Conditions for Indemnification. A party seeking indemnification under this section shall (a) promptly notify the other party of the claim, (b) give the other party sole control of the defense and settlement of the claim, and (c) provide, at the other party’s expense for out-of-pocket expenses, the assistance, information and authority reasonably requested by the other party in the defense and settlement of the claim.
The Customer shall not disclose, directly or indirectly to any other person, any information concerning this agreement, whether such information is stated to be confidential or not, without the Company’s written permission. All information shall be treated as confidential unless stated otherwise. Upon termination of this SaaS Agreement and upon subsequent written request by the Company, the Customer shall immediately return confidential information or destroy such information and provide written certification of such destruction.
The parties have the status of independent contractors, and nothing in this SaaS Agreement nor the conduct of the parties will be deemed to place the parties in any other relationship. Except as provided in this SaaS Agreement, neither party shall be responsible for the acts or omissions of the other party or the other party’s personnel.
Each party will be excused from performance for any period during which, and to the extent that, such party or any subcontractor is prevented from performing any obligation or Service, in whole or in part, as a result of causes beyond its reasonable control, and without its fault or negligence, including without limitation, acts of God, strikes, lockouts, riots, acts of terrorism or war, epidemics, communication line failures, and power failures.
GOVERNING LAW AND DISPUTE RESOLUTION
This agreement is governed by the laws of the State of ______________________.Any dispute under this agreement shall be resolved by Mediation. Nothing in this section shall be construed as limiting the Court’s jurisdiction.
If a court finds any provision of this agreement invalid or unenforceable, the remainder of this agreement shall be interpreted so as to best effect the intent of the parties.
This agreement expresses the complete understanding of the parties with respect to the subject matter and supersedes all prior proposals, agreements, representations, and understandings. The Parties will exercise utmost good faith in this agreement and comply with all applicable laws.
If any ambiguity is found in the agreement or various documents forming this agreement, the Company shall issue any necessary clarification or instruction.
Except where otherwise provided, failure by either Party to enforce any of these terms or conditions shall not be a waiver of their right to enforce them.
This agreement may not be amended, assigned, or transferred except in writing signed by both parties.

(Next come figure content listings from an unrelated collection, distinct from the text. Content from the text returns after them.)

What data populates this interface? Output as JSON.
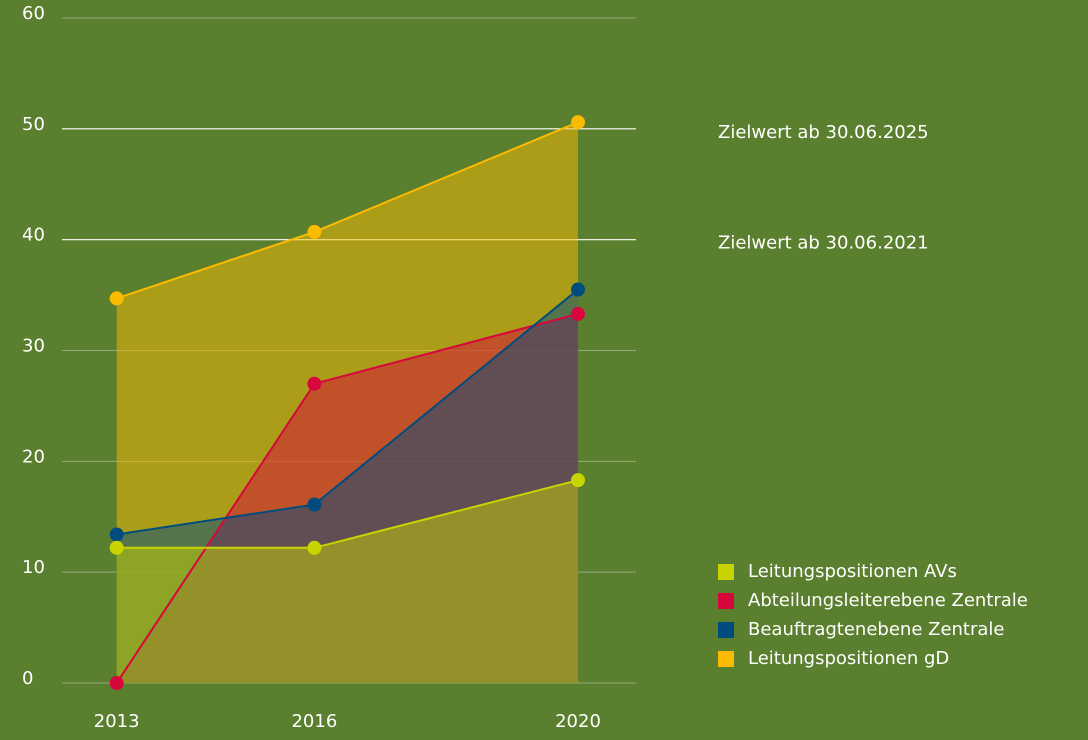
{
  "chart_data": {
    "type": "area",
    "x": [
      2013,
      2016,
      2020
    ],
    "xlim": [
      2012.17,
      2020.88
    ],
    "xticks": [
      2013,
      2016,
      2020
    ],
    "ylim": [
      0,
      60
    ],
    "yticks": [
      0,
      10,
      20,
      30,
      40,
      50,
      60
    ],
    "grid": true,
    "reference_lines": [
      {
        "value": 50,
        "label": "Zielwert ab 30.06.2025"
      },
      {
        "value": 40,
        "label": "Zielwert ab 30.06.2021"
      }
    ],
    "legend": "bottom-right",
    "series": [
      {
        "name": "Leitungspositionen gD",
        "color": "#fbbb00",
        "values": [
          34.7,
          40.7,
          50.6
        ]
      },
      {
        "name": "Abteilungsleiterebene Zentrale",
        "color": "#d7063c",
        "values": [
          0,
          27,
          33.3
        ]
      },
      {
        "name": "Beauftragtenebene Zentrale",
        "color": "#004c7f",
        "values": [
          13.4,
          16.1,
          35.5
        ]
      },
      {
        "name": "Leitungspositionen AVs",
        "color": "#c8d400",
        "values": [
          12.2,
          12.2,
          18.3
        ]
      }
    ],
    "legend_order": [
      3,
      1,
      2,
      0
    ]
  }
}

The article and section headings in this agreement are for convenience; they form in no part of this agreement and shall not affect its interpretation.
Any reference to the singular includes the plural and vice versa, and the male gender includes the female gender and vice versa
Each party signing this agreement either directly or through a representative is duly authorized to do so.
The parties may execute this agreement in counterparts, which taken together will constitute one instrument. Execution of a PDF copy will have the same force and effect as execution of an original, and an electronic signature will be deemed an original and valid signature.
Parties shall be served through their above-named addresses; either Party may change their addressees by reasonable written notice given to the other Party;
By signing below, the Parties agree to be bound by the terms of this agreement as of the Effective Date above.